En réutilisant autant de technologies volées ils auraient aussi pu vanter les mérites de leur technologie et continuer leur scam.

Ils n'ont rien compris. Rien, rien, rien.

Ni Doctolib, ni le gars qui a fait le post LinkedIn pour expliquer pourquoi l'initiative de Doctolib est malfaisante.

Je le cite, lui :

Bon, soyons directs, l'assistant de consultation Doctolib répond à un vrai besoin :

les médecins sont épuisés, la charge administrative est documentée, et on a une vraie augmentation des téléconsultations depuis le COVID. L’IA peut devenir un vrai levier d’efficacité tout en déchargeant la charge de travail des médecins et éviter les erreurs humaines. Transcrire une consultation, générer un compte-rendu structuré, bref gagner une heure par jour pour un médecin c’est bénéfique pour lui et pour nous patients.

Non, non, non, et non.

Oui on est épuisés. Oui on voudrait alléger les tâches parasites. Oui on voudrait se recentrer sur notre cœur de métier.

Et c'est là qu'ils n'ont pas compris, ni lui, ni Doctolib.

J'ai assisté à une démo de l'outil de consultation Doctolib par un de leurs commerciaux, assisté à une consultation simulée avec deux médecins, et réalisé moi-même une simulation de consultation avec un vrai patient qui était complice. J'ai donc bien vu ce que ça sait faire. C'est très bien.

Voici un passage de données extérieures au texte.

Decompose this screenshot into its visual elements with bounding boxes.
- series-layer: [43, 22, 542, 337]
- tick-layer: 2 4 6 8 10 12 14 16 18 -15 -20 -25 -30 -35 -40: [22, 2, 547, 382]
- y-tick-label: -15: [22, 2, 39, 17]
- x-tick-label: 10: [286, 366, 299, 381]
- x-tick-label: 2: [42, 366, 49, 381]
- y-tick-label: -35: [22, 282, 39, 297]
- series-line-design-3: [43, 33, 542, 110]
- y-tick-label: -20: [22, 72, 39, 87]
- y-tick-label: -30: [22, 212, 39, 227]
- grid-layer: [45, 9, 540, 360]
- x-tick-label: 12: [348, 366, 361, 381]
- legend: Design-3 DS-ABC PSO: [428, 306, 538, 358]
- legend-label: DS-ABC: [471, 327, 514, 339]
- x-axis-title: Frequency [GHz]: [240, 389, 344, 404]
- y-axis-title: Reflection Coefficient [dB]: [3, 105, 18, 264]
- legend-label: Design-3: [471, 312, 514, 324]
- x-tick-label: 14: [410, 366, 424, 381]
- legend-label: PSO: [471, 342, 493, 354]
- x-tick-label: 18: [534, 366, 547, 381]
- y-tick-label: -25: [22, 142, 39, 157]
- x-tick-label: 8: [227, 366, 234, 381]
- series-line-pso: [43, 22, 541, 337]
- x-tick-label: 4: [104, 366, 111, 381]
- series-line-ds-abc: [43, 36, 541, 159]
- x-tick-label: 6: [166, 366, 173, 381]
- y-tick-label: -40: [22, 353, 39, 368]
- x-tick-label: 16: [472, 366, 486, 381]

Mais ce n'est pas ce dont on a besoin. Ils n'ont pas compris ce qu'est être médecin, ils n'ont pas compris le besoin et, si l'IA peut nous être utile, ils n'ont pas compris en quoi. Ils tapent à côté.

Une consultation, c'est un individu sans bagage scientifique qui vient expliquer avec ses mots un problème à un scientifique qui va interpréter son discours pour déjà comprendre quel symptôme le patient essaie d'exprimer, rassembler ces symptômes en un tout cohérent en écartant les éléments du discours qui sont apportés par le patient qu'on le veuille ou non et qui sont parasites dans l'histoire. Le médecin va orienter son interrogatoire. Et après, il va examiner le patient et faire un diagnostic.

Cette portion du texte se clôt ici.